Overview
- Status: Non-Operational due to conversion to Broad gauge
- Owner: Indian Railways
- Locale: Maharashtra
- Termini: Pachora; Jamner;
- Stations: 9

Service
- Operator: Western Railway

Technical
- Track length: 56 km (35 mi)
- Number of tracks: 1
- Track gauge: 5 ft 6 in (1,676 mm)

= Pachora–Jamner railway =

Railway section in India

The Pachora–Jamner narrow-gauge railway line was opened by Central Province Railway in 1919.

== History ==
The Pachora–Jamner railway line was constructed by Messrs Shapoorji Godbole and Co. of Bombay. The Pachora–Pahur section was opened up in 1918 and the rest of the sections in 1919. On termination of the contracts with the former Great Indian Peninsula Railway Company, the line was brought under direct state management with effect from 1 July 1925. Total length of the railway was 34.62 miles.

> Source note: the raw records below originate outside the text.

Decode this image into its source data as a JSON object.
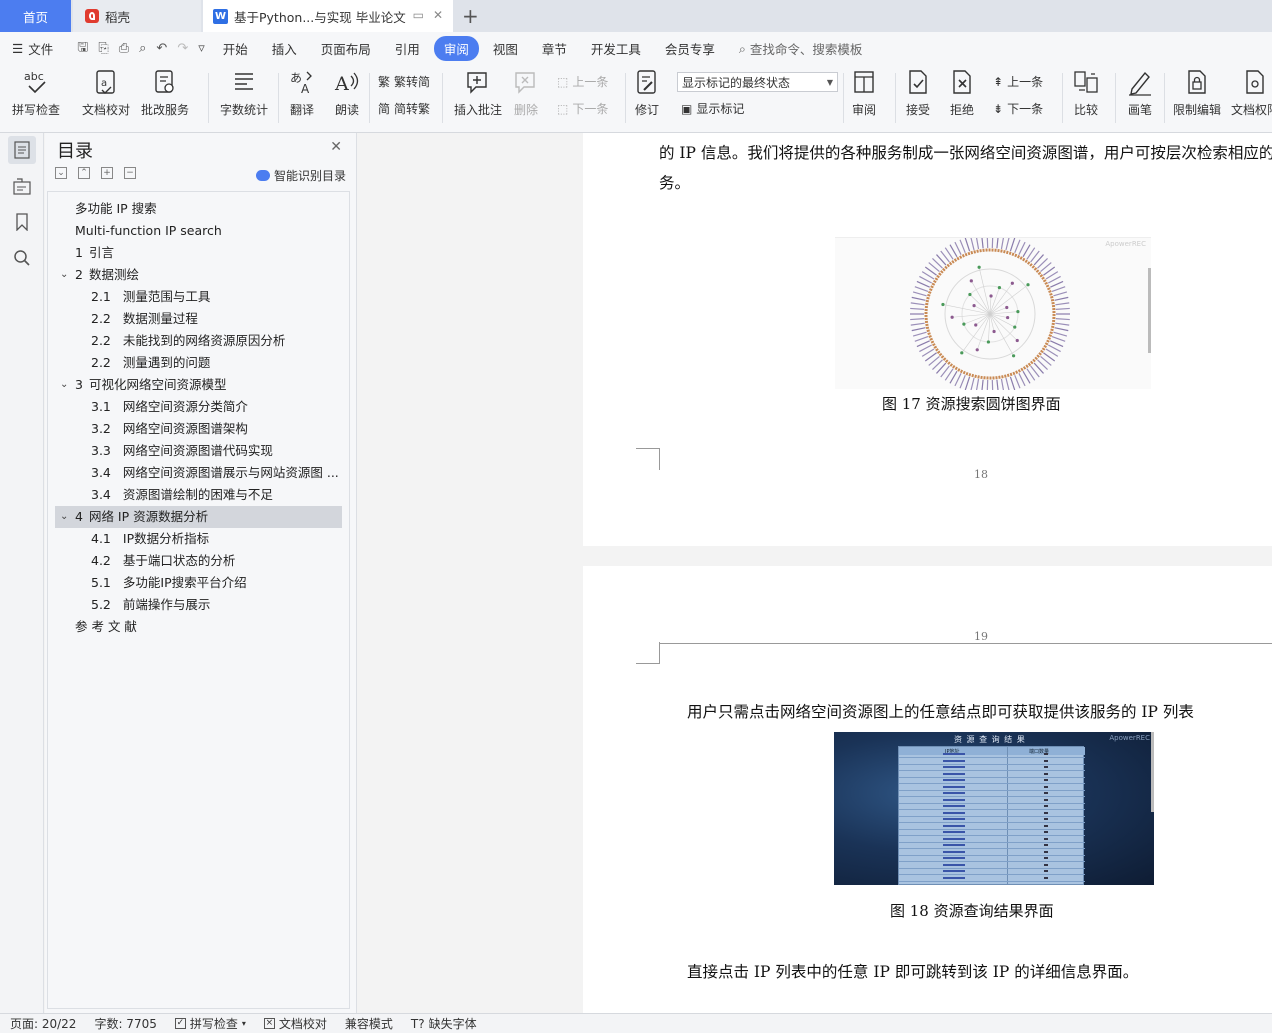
{
  "tabs": {
    "home": "首页",
    "daoke": "稻壳",
    "doc": "基于Python...与实现 毕业论文",
    "add": "+"
  },
  "menu": {
    "file": "文件",
    "items": [
      "开始",
      "插入",
      "页面布局",
      "引用",
      "审阅",
      "视图",
      "章节",
      "开发工具",
      "会员专享"
    ],
    "active": "审阅",
    "search": "查找命令、搜索模板"
  },
  "ribbon": {
    "spell": "拼写检查",
    "proof": "文档校对",
    "batch": "批改服务",
    "wordcount": "字数统计",
    "translate": "翻译",
    "read": "朗读",
    "t2s": "繁转简",
    "s2t": "简转繁",
    "insert_comment": "插入批注",
    "delete": "删除",
    "prev_comment": "上一条",
    "next_comment": "下一条",
    "revise": "修订",
    "markup_state": "显示标记的最终状态",
    "show_markup": "显示标记",
    "review": "审阅",
    "accept": "接受",
    "reject": "拒绝",
    "prev_change": "上一条",
    "next_change": "下一条",
    "compare": "比较",
    "pen": "画笔",
    "restrict": "限制编辑",
    "doc_perm": "文档权限"
  },
  "toc": {
    "title": "目录",
    "smart": "智能识别目录",
    "items": [
      {
        "num": "",
        "text": "多功能 IP 搜索",
        "level": 1,
        "chev": false
      },
      {
        "num": "",
        "text": "Multi-function IP search",
        "level": 1,
        "chev": false
      },
      {
        "num": "1",
        "text": "引言",
        "level": 1,
        "chev": false
      },
      {
        "num": "2",
        "text": "数据测绘",
        "level": 1,
        "chev": true
      },
      {
        "num": "2.1",
        "text": "测量范围与工具",
        "level": 2,
        "chev": false
      },
      {
        "num": "2.2",
        "text": "数据测量过程",
        "level": 2,
        "chev": false
      },
      {
        "num": "2.2",
        "text": "未能找到的网络资源原因分析",
        "level": 2,
        "chev": false
      },
      {
        "num": "2.2",
        "text": "测量遇到的问题",
        "level": 2,
        "chev": false
      },
      {
        "num": "3",
        "text": "可视化网络空间资源模型",
        "level": 1,
        "chev": true
      },
      {
        "num": "3.1",
        "text": "网络空间资源分类简介",
        "level": 2,
        "chev": false
      },
      {
        "num": "3.2",
        "text": "网络空间资源图谱架构",
        "level": 2,
        "chev": false
      },
      {
        "num": "3.3",
        "text": "网络空间资源图谱代码实现",
        "level": 2,
        "chev": false
      },
      {
        "num": "3.4",
        "text": "网络空间资源图谱展示与网站资源图 ...",
        "level": 2,
        "chev": false
      },
      {
        "num": "3.4",
        "text": "资源图谱绘制的困难与不足",
        "level": 2,
        "chev": false
      },
      {
        "num": "4",
        "text": "网络 IP 资源数据分析",
        "level": 1,
        "chev": true,
        "selected": true
      },
      {
        "num": "4.1",
        "text": "IP数据分析指标",
        "level": 2,
        "chev": false
      },
      {
        "num": "4.2",
        "text": "基于端口状态的分析",
        "level": 2,
        "chev": false
      },
      {
        "num": "5.1",
        "text": "多功能IP搜索平台介绍",
        "level": 2,
        "chev": false
      },
      {
        "num": "5.2",
        "text": "前端操作与展示",
        "level": 2,
        "chev": false
      },
      {
        "num": "",
        "text": "参 考 文 献",
        "level": 1,
        "chev": false
      }
    ]
  },
  "doc": {
    "p1_line1": "的 IP 信息。我们将提供的各种服务制成一张网络空间资源图谱，用户可按层次检索相应的",
    "p1_line2": "务。",
    "fig17_caption": "图 17    资源搜索圆饼图界面",
    "fig17_watermark": "ApowerREC",
    "page_num_18": "18",
    "page_num_19": "19",
    "p2_line1": "用户只需点击网络空间资源图上的任意结点即可获取提供该服务的 IP 列表",
    "fig18_title": "资 源 查 询 结 果",
    "fig18_col1": "IP地址",
    "fig18_col2": "端口数量",
    "fig18_watermark": "ApowerREC",
    "fig18_caption": "图 18    资源查询结果界面",
    "p2_line2": "直接点击 IP 列表中的任意 IP 即可跳转到该 IP 的详细信息界面。"
  },
  "status": {
    "page": "页面: 20/22",
    "words": "字数: 7705",
    "spell": "拼写检查",
    "proof": "文档校对",
    "compat": "兼容模式",
    "missing_font": "缺失字体"
  },
  "colors": {
    "accent": "#4c7df0",
    "selected_toc": "#d3d6dc"
  }
}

Pachora–Jamner Passenger has a total of 7 halts and 1 Intermediate Stations from Pachora Junction to Jamner and covers a distance of 56 km in 2 hours 5 minutes. Pachora–Jamner Passenger is a train that comes under Bhusawal Railway Division of Indian Railways.

== Conversion to broad gauge ==

In 2016, Indian Railways announced that the railway would be converted to broad gauge.